2. Inconsistent Prosecution Theories
Defendant finally contends that it violated due process for the prosecution to argue "inconsistent factual theories." The People, while denying the merit of this contention, agree it raises a legal issue reviewed de novo. See generally People v. Minor, 222 P.3d 952, 955 (Colo. 2010) (questions of law reviewed de novo).
The alleged' inconsistency stems from the prosecution's arguments that defendant was the shooter but could be convicted of felony murder "no matter who [was] the shooter." These arguments were not inconsistent but were simply alternative theories upon which defendant properly could be convicted of murder depending on how the jury viewed the evidence. Cf. Erwin v. People, 126 Colo. 28, 30, 245 P.2d 1171, 1172 (1952) ("It was proper for the jury to determine from all the evidence whether defendant participated in the crime charged, as principal or accessory."). Where evidence as to which confederate actually shot a victim is disputed, it is not improper for the prosecution to argue that a defendant should be convicted under "alternative legal theories." People v. Hall, 60 P.3d 728, 730-31 (Colo.App. 2002) (prosecution allowed to argue that "defendant either had fired the shot that killed the victim or had aided and abetted her ex-husband in killing him").
Defendant relies on cases in which prosecutors have taken inconsistent positions in separate cases involving different defendants. The law in such cases is not clearly settled. Fotopoulos v. Secretary, 516 F.3d 1229, 1234 (11th Cir. 2008).

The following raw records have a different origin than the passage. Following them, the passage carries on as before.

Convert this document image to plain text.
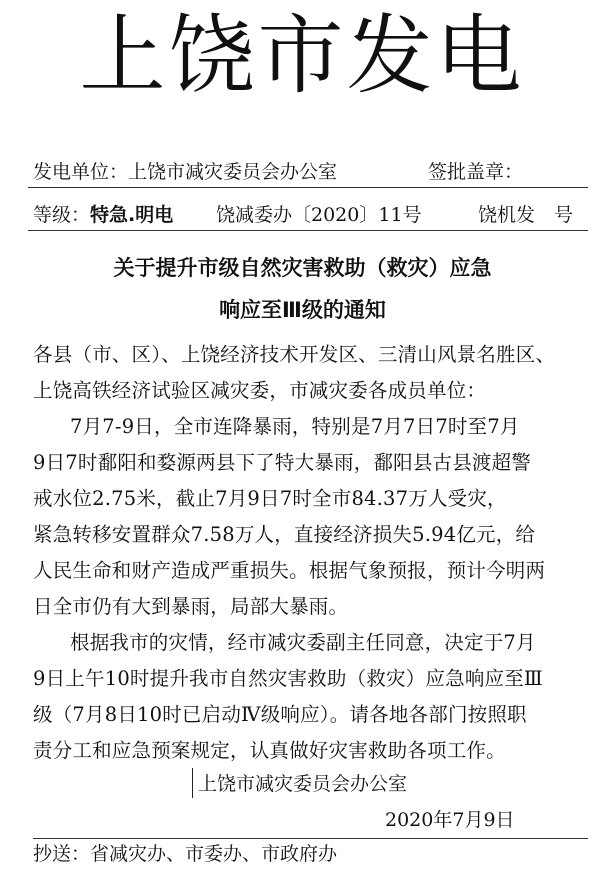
上饶市发电
发电单位：上饶市减灾委员会办公室	签批盖章：
等级：特急.明电 饶减委办〔2020〕11号	饶机发　号
关于提升市级自然灾害救助（救灾）应急
响应至Ⅲ级的通知
各县（市、区）、上饶经济技术开发区、三清山风景名胜区、
上饶高铁经济试验区减灾委，市减灾委各成员单位：
7月7-9日，全市连降暴雨，特别是7月7日7时至7月
9日7时鄱阳和婺源两县下了特大暴雨，鄱阳县古县渡超警
戒水位2.75米，截止7月9日7时全市84.37万人受灾，
紧急转移安置群众7.58万人，直接经济损失5.94亿元，给
人民生命和财产造成严重损失。根据气象预报，预计今明两
日全市仍有大到暴雨，局部大暴雨。
根据我市的灾情，经市减灾委副主任同意，决定于7月
9日上午10时提升我市自然灾害救助（救灾）应急响应至Ⅲ
级（7月8日10时已启动Ⅳ级响应）。请各地各部门按照职
责分工和应急预案规定，认真做好灾害救助各项工作。
上饶市减灾委员会办公室
2020年7月9日
抄送：省减灾办、市委办、市政府办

In Bradshaw v. Stumpf, 545 U.S. 175, 125 S.Ct. 2398, 162 L.Ed.2d 143 (2005), the Court held that "prosecutorial inconsistencies" as to which of two men shot the victim did not warrant vacating the first defendant's guilty plea, because "the precise identity of the triggerman was immaterial to [his] conviction for aggravated murder," but did warrant further review of defendant's challenge to his death sentence. Id. at 186-88, 125 S.Ct. 2398; compare id. at 189-90, 125 S.Ct. 2398 (Souter, J., with Ginsburg, J., concurring) (discussing possible due process limits on inconsistent positions in different cases) with id. at 190, 125 S.Ct. 2398 (Thomas, J., with Scalia, J., concurring) ("This Court has never hinted, much less held, that the Due Process Clause prevents a State from prosecuting defendants based on inconsistent theories."); see also United States v. Presbitero, 569 F.3d 691, 702 (7th Cir. 2009) (citing cases finding "due process violations where the government took fundamentally opposite positions in different trials involving the same crime" but noting that "[n]ot everyone agrees"); United States v. Frye, 489 F.3d 201, 214 (5th Cir. 2007) (no due process violation as long as both defendants properly could be convicted of murder regardless of who actually shot victim) (citing United States v. Paul, 217 F.3d 989, 998-99 (8th Cir. 2000)).
These due process cases, and the difficult issues they raise, are inapposite because they involve different defendants "in different trials." Presbitero, 569 F.3d at 702. Due process does not preclude a prosecutor from advancing alternative theories upon which a jury properly could convict one defendant in one trial. See Anne Bowen Poulin, Prosecutorial Inconsistency, Estoppel and Due Process: Making the Prosecution Get Its Story Straight, 89 Cal. L. Rev. 1423, 1429 (2001) ("[i]ssues of inconsistency [that] arise within a single trial . . . do not threaten the basic fairness of the process" because "the fact finder can weigh inconsistent alternatives in the context of the whole case").
III. Conclusion
The judgment is affirmed.
Judge BERNARD and Judge LICHTENSTEIN concur.